Using a description of this coloring by local rules, one can write functional equations for the generating series of trees according to the color of their vertices.
A: The results already mentioned show, at least implicitly, that $\sigma(n,m)$ can be computed efficiently.
But there is a simple characterisation that, as far as I know, might have been overlooked until now (please inform me if I'm the one who overlooked something!):
Roll an $n$-sided die repeatedly, and let $k$ be the largest number such that the first $n-k$ throws produce at least $k$ different numbers. Then $k$ has the same random distribution as the matching number of a uniformly chosen tree on $n$ labelled vertices.

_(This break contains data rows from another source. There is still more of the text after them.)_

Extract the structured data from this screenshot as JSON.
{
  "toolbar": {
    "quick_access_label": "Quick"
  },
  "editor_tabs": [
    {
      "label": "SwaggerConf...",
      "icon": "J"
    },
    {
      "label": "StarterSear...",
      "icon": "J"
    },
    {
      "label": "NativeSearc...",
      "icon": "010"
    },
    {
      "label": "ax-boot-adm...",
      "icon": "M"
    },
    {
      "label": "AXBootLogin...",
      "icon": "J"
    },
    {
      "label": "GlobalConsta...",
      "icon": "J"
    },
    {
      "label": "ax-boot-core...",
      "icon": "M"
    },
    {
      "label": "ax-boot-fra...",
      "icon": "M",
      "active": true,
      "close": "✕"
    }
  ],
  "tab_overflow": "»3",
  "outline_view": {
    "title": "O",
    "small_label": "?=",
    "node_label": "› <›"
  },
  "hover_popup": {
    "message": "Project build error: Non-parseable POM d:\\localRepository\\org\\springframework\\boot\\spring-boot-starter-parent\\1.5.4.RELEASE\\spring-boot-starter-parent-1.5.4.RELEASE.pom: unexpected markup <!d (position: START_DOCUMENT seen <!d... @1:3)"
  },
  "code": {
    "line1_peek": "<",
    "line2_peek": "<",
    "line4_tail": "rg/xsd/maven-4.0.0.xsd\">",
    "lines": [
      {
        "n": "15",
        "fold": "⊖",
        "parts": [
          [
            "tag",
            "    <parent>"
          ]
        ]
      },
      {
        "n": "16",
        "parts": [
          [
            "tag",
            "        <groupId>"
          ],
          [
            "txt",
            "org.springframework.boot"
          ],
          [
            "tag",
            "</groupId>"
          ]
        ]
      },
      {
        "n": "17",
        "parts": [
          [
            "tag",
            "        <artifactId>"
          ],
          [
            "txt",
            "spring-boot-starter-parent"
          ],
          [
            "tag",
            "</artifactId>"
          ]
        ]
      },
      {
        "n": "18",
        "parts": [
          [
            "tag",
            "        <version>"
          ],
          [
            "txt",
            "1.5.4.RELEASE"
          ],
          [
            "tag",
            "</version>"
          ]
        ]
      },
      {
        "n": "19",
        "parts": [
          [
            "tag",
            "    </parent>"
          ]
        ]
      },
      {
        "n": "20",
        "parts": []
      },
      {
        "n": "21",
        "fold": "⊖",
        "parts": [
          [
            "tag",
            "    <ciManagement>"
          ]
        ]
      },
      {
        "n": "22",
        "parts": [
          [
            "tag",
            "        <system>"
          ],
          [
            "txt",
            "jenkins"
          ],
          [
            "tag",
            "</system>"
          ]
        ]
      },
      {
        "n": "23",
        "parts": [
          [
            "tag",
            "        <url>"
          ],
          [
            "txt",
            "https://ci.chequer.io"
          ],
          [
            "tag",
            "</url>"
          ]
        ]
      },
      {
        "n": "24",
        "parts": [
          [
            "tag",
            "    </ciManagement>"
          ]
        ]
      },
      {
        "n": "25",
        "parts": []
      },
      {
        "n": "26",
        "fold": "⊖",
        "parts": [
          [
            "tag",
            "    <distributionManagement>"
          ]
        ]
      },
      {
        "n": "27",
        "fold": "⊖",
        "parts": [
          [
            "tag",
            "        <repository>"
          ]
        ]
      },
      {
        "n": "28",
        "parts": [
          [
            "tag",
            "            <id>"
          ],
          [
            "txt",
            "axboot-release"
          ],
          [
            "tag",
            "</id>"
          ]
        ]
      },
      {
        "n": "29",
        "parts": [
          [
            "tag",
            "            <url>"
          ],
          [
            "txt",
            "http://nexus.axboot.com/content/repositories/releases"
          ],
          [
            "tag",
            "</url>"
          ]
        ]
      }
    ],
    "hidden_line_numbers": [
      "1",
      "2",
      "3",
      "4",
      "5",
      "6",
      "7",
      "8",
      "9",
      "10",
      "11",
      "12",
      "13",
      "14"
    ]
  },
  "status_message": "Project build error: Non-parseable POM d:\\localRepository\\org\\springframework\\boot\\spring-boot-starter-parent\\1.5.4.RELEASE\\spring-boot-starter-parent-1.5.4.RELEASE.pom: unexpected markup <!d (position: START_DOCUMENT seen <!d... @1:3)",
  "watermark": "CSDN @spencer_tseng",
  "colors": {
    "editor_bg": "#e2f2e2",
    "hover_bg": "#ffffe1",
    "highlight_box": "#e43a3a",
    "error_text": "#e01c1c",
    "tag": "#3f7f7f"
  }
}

This gives an expression for $\sigma(n,m)$ in terms of Stirling numbers of the second kind:
$$ \sigma(n,m) = \frac{n^{m-2}\cdot n!}{(n-m)!} \cdot \left(\genfrac\{\}{0pt}{}{n-m}{m} + (n-m)\cdot\genfrac\{\}{0pt}{}{n-m-1}{m}\right) $$
In my new paper Slither code and the independence number of a random tree I give a proof based on tweaking the Prüfer correspondence to something I call "slither code". Notice that the independence number of a tree is the number of vertices minus the matching number.